On the way out of Macy’s I chanced upon their “last few pairs” rack and spied a reasonably attractive red pair of sneakers.  $19.95 caught my eye.. forget about the brand.  I think they were cool.  I may sound ultra ignorant, but I had never heard of Pony as a sneaker brand until I bought that pair this Saturday.  Today (Sunday) I wore them and found them very comfortable.  So comfortable in fact that I totally disregarded the fact that while I thought I was a 7 1/2, I actually got an 8 1/2 this time.  And yes, it was so comfortable it became my standard for getting walking sandals from easy spirit the next day.

This time I did get a 7 1/2, but I got a beige pair of sandals which didn’t quite look like sandals but actually felt like sandals on your feet.  I think this pair would do me good during the flight and while walking through Paris, too.

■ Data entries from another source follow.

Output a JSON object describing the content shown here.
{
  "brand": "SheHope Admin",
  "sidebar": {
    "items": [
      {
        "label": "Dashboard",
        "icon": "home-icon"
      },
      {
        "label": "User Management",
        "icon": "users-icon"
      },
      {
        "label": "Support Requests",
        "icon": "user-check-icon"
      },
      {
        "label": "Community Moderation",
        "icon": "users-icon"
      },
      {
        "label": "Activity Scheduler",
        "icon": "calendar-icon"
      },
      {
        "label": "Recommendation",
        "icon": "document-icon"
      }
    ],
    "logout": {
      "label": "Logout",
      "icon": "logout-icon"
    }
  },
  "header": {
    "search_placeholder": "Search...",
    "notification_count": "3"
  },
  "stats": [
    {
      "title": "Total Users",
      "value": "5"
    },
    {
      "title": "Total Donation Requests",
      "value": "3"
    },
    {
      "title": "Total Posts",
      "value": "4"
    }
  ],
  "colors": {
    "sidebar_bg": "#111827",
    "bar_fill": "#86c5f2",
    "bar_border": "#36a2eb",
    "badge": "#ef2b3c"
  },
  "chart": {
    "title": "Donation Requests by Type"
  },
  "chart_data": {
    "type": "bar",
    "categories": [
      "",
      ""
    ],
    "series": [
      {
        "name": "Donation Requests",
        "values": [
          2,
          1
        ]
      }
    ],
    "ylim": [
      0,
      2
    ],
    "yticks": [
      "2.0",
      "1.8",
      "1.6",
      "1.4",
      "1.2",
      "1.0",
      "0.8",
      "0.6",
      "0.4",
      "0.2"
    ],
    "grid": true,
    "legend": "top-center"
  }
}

So now I have two pairs to lug to the City of Lights.  Now if only the French Consulate here in New York would be so kind as to give me my visa.


Biting one's tongue

My mom has advised me time and again to just bite my tongue and not say a word.  But sometimes silence can mean letting an open wound fester into something that can erupt — so I am not wont to be so pliant when it comes to that.

Instead I end up speaking my mind out which sometimes leads to my undoing.  It’s usually the case when I try to join a conversation between father (my husband) and the stepson.  Sometimes I really should just stay out of it — then again, I find myself putting my two cents’ worth in because I want to help the hubby make a point, or simply because I have to say what I want to say.

So what’s the big deal about having a fourteen year old keep his own cellphone?  He actually had one since just after turning 13, but the unfortunate turn of events where his grades are concerned have caused it to be confiscated.  It was originally a free-to-go phone given as a gift by his godmother/my sister-in-law for his 13th birthday in April.  Then December of the same year, the Kyocera phone from Virgin Records came out, with the phone alone costing $150.. (!) 

I am unabashedly partial to Nokia, and Kyocera is a virtual unknown in the field of telecommunications, but what got my goat was a 13 year old being given a $150 phone.  I couldn’t believe my husband was doing it.  Forget that his aunt had just gifted him with one a few months ago — what values were we teaching him?

I remember so clearly that he had asked me if I would feel the same way if it were my own son.  Angel wasn’t even in my womb then.  Without batting an eyelash I told him yes, I would put my foot down and not allow him to give my kid such an outlandishly expensive/impractical present — because I believe a child has to be taught the value of gift giving and responsibility for the gifts they receive from family or friends.

These days I still try to help in the department of teaching him about the values which we hope will help him face the world out there.  It is an even more difficult task because he is now almost 15 years old with ideas about how the world turns and how it should treat him.  Specifically — how it owes him what his heart desires. 

It can be very difficult when one tries to weigh when to speak out and what to say.  More so in a house where there’s only the hubby, Angelo, myself, Lola ( who very rarely speaks her mind out in this department) and the 14-year-old.  So should I bite my tongue and just leave him be?  I keep being reminded by a passage I had opened one time I ventured to pray and do some Bible-cutting.  It was a passage in Galatians which said something to the effect that when we see something wrong happening in front of our eyes, it is our Christian duty to say something.  Otherwise, we are doing the same wrong as that which we are witnessing before us.  Of course I’m paraphrasing.. the thought of the passage, however, has been indelibly etched in my mind and heart.

A sigh just escaped my lips.. this is one of the challenges of stepmotherhood.  It is a parent’s prerogative which I don’t have, yet as a Christian and a person with compassion, I feel inclined to say what has to be said.

I try to keep it in, but I only succeed half the time.  And half of that half, I wish I had heeded my mother’s words, but there is that other half when I find there was wisdom in speaking out.